SYDNEY FILM FESTIVAL REPORT: DAY 4

MEEK'S CUTOFF





They say it isn't the destination but the journey getting there that matters. I say phewy to that, especially when it comes to films and to one I had been so looking forward to.

Meek's Cutoff, Kelly Reichardt's minimalist western about a wagon train traversing across Oregon in 1845, features a hell of a lot of the journey in its 104 minutes, but fails to arrive at a satisfactory destination, literally or metaphorically.

Three couples - Solomon and Emily (Will Paton and Michelle Williams), Thomas and Millie (Paul Dano and Zoe Kazan), William and Glory (Neal Huff and Shirley Henderson) and their young son, Jimmy (Tommy Nelson) - have hired Stephen Meek (an unrecognisable Bruce Greenwood) to guide them West and safely across the territories. Meek, they soon discover, is an "expert" at everything but a master at evading a direct answer to any question asked, particularly where they are; the wagon train has failed to reach its destination in the promised two weeks (it's been five when we meet them).
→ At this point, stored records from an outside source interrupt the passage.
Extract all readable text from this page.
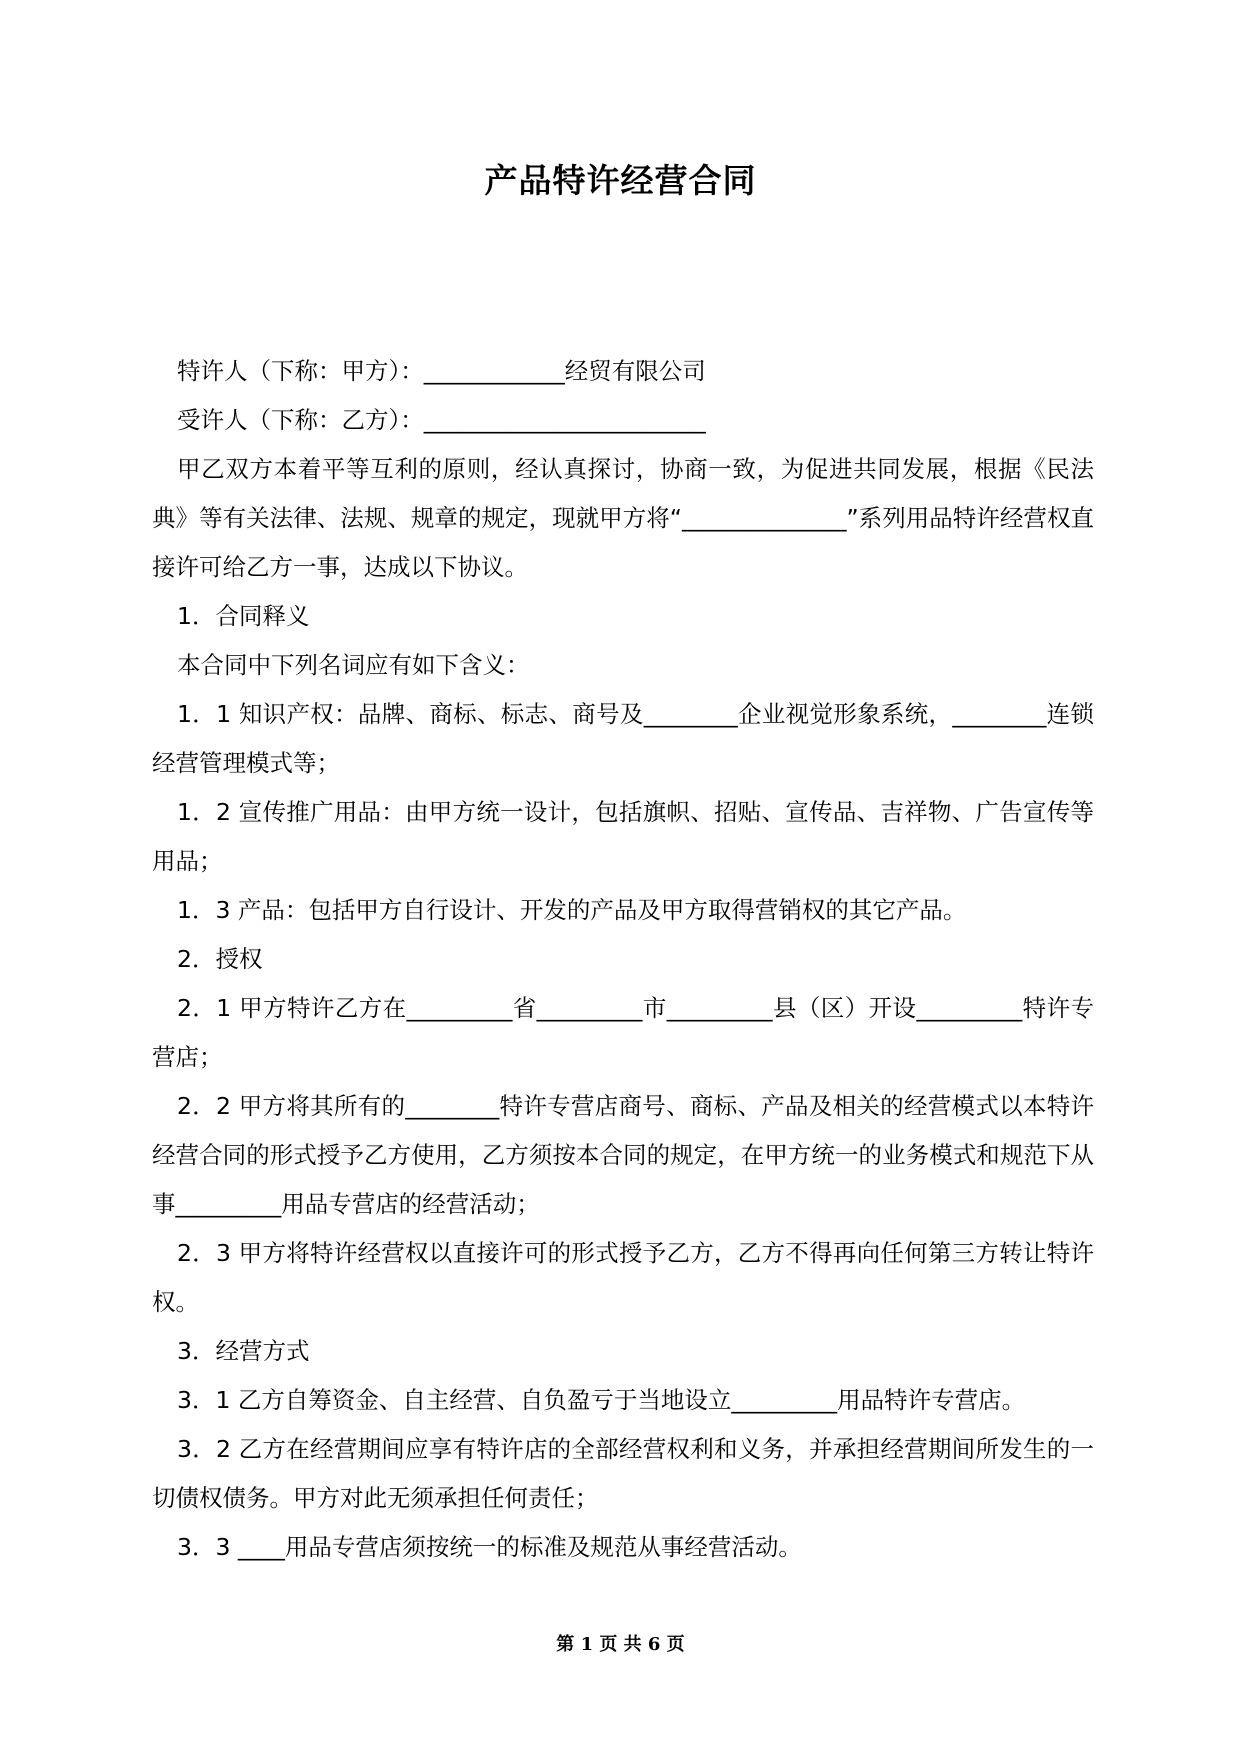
产品特许经营合同

特许人（下称：甲方）：____________经贸有限公司

受许人（下称：乙方）：________________________

甲乙双方本着平等互利的原则，经认真探讨，协商一致，为促进共同发展，根据《民法典》等有关法律、法规、规章的规定，现就甲方将“______________”系列用品特许经营权直接许可给乙方一事，达成以下协议。

1．合同释义

本合同中下列名词应有如下含义：

1．1 知识产权：品牌、商标、标志、商号及________企业视觉形象系统，________连锁经营管理模式等；

1．2 宣传推广用品：由甲方统一设计，包括旗帜、招贴、宣传品、吉祥物、广告宣传等用品；

1．3 产品：包括甲方自行设计、开发的产品及甲方取得营销权的其它产品。

2．授权

2．1 甲方特许乙方在_________省_________市_________县（区）开设_________特许专营店；

2．2 甲方将其所有的________特许专营店商号、商标、产品及相关的经营模式以本特许经营合同的形式授予乙方使用，乙方须按本合同的规定，在甲方统一的业务模式和规范下从事_________用品专营店的经营活动；

2．3 甲方将特许经营权以直接许可的形式授予乙方，乙方不得再向任何第三方转让特许权。

3．经营方式

3．1 乙方自筹资金、自主经营、自负盈亏于当地设立_________用品特许专营店。

3．2 乙方在经营期间应享有特许店的全部经营权利和义务，并承担经营期间所发生的一切债权债务。甲方对此无须承担任何责任；

3．3 ____用品专营店须按统一的标准及规范从事经营活动。

第 1 页 共 6 页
But onward they trek, with dialogue as sparse as the landscape they traverse. (When I said minimalist, I meant it.) I'm not sure what I found more annoying, that bloody wagon axle which squeaked continually throughout the movie, or the rumbling emanating from the stomach of the woman seated behind me? Perhaps in sympathy with our intrepid travellers whose food and water supplies dwindle as they continue, cluelessly, further west.

Their fortunes don't improve any when they capture a native Indian (Rod Rondeaux), believing he'll lead them to water. Emily tries, in a pioneering woman kind of way, to connect with him but Meek and some of the others suspect he's secretly sending messages to his people and that they'll soon meet their end at the end of an arrow.

All of the performances in Meek's Cutoff are solid and can't be faulted, and one can commend Reichardt for her attention to period detail. Not just the bonnets but the drudgery and hardship of those pioneers who did just what our protagonists did, though rather more successfully otherwise the United States wouldn't have become the (supposed) leaders of the free world.

I also caught Douglas Sirk's 1954 classic MAGNIFICENT OBSESSION today and have to say time has not been kind to this melodrama, although Jane Wyman and Rock Hudson (who would re-team the following year in Sirk's ALL THAT HEAVEN ALLOWS, also showing as part of the Festival) are perfectly fine as the newly widowed Mrs Phillips and the playboy Bob Merrick, inadvertently responsible for her widow status who then makes her happiness his obsession.

What was no doubt grade-A entertainment in the 1950s is somewhat laughable today. And laugh my fellow audience did, but not maliciously; I doubt anyone forked over money to come and deride the film. I'm glad I got to see it, and I'm also glad I saw it in the Art Gallery of New South Wales; it's been far too long since I've been there. Film history, art and a bit of culture all in one hit: who could ask for more on a Saturday morning?